Amazon's Twitch eyes outsider brands for elusive male audience

Josh McDonnell
By Josh McDonnell | 29 August 2018
 

Amazon-owned streaming platform Twitch is upping the level of expectations it has for the Australian market, as it looks to capture more brands for its swelling audience.

Speaking to AdNews, Twitch's global director client strategy Mike Lucero says the biggest challenge in on-boarding brands in Australia is having them understand who the Twitch audience is.

With a nearly 80% male user base and a strong association with the gaming community, Lucero says brands can fall into the trap of associating the platform's audience with only tech and video game related categories.

“The biggest challenge is to unshackle Twitch from gaming and really convince the market that it's a lifestyle brand that goes far beyond just the video games, which just happened to be the core content,” he says.

“We have a huge viewership, being the very difficult to reach 18-34-year-old male gamers, but that does not confine them to only those products.”

In a market like the US where Twitch is more mature, Lucero says the platform has more advertising that's non-endemic than endemic, with sporting brands including the National Football League, National Basketball Association and even Mexican wrestling event Lucha Libre involved.

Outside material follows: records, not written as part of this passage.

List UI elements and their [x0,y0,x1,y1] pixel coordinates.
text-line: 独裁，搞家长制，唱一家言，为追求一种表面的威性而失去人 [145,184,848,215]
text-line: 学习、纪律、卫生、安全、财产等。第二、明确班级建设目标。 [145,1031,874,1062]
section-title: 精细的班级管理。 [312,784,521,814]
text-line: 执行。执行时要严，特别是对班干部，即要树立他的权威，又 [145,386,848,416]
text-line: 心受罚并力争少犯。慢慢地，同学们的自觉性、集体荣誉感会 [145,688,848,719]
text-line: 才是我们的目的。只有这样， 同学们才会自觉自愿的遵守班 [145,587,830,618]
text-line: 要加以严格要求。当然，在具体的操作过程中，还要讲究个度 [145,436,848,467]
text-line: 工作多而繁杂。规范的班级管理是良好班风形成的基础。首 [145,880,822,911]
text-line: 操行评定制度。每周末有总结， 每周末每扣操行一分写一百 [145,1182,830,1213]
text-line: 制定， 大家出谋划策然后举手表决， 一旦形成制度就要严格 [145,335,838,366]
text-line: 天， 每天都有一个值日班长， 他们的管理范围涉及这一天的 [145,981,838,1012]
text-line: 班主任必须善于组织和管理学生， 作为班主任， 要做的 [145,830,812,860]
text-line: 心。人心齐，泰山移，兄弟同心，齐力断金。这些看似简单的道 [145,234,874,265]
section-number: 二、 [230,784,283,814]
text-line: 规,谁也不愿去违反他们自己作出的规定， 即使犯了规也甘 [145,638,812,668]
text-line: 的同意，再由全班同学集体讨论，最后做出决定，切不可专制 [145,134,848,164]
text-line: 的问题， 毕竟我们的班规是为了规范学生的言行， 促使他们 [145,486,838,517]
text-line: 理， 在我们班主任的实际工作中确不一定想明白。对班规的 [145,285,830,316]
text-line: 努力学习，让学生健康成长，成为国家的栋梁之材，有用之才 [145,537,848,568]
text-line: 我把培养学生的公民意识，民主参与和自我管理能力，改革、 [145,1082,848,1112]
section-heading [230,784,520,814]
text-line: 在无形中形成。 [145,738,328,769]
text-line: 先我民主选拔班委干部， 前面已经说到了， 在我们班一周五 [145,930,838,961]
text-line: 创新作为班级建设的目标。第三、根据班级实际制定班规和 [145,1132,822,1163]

Such popularity has seen other brands, not commonly associated with gaming, adopt a marketing strategy on the platform.

The need to run not walk

Lucero says locally, Australia is viewed on a crawl, walk, run basis in regards to how it is progressing compared to other international markets.

“We're in between crawling and walking right now, but when I started my job a couple of years ago, we were in the crawl stage with a lot more endemic advertisers and just a few non-endemic advertisers,” he says.

He says that while the progress is positive, those non-endemic, more outsider brands aren't mirroring the strategies employed by their international counterparts, yet.

“Now we're seeing more and more of the endemics starting to get on board, however, in the US, we've got people running their campaigns all year long, 12 months a year,” Lucero says.

“Whereas here, we're sort of more on a campaign by campaign basis with the ambition of getting to the point where people are running campaigns constantly on Twitch because they know that's a great way to connect with that very elusive male audience.”

With success in the fast food, tech and gaming space, Lucero has pointed to the consumer health products space as the next category Twitch is looking to engage with locally.

He says this is an obvious market that is missing from the Twitch platform and one that will help the Australian market better understand the reach it can offer.

“Whether it's things like shaving cream, razors, deodorants or if it's items that they might buy in a grocery store like candy or snacks,” he explains.

“All this is totally within the lifestyle of our audience - that male 18-34 audience - again where we've been successful in the US and we just need to bring that success into this market and we need to do so by just pushing those brands a little harder.”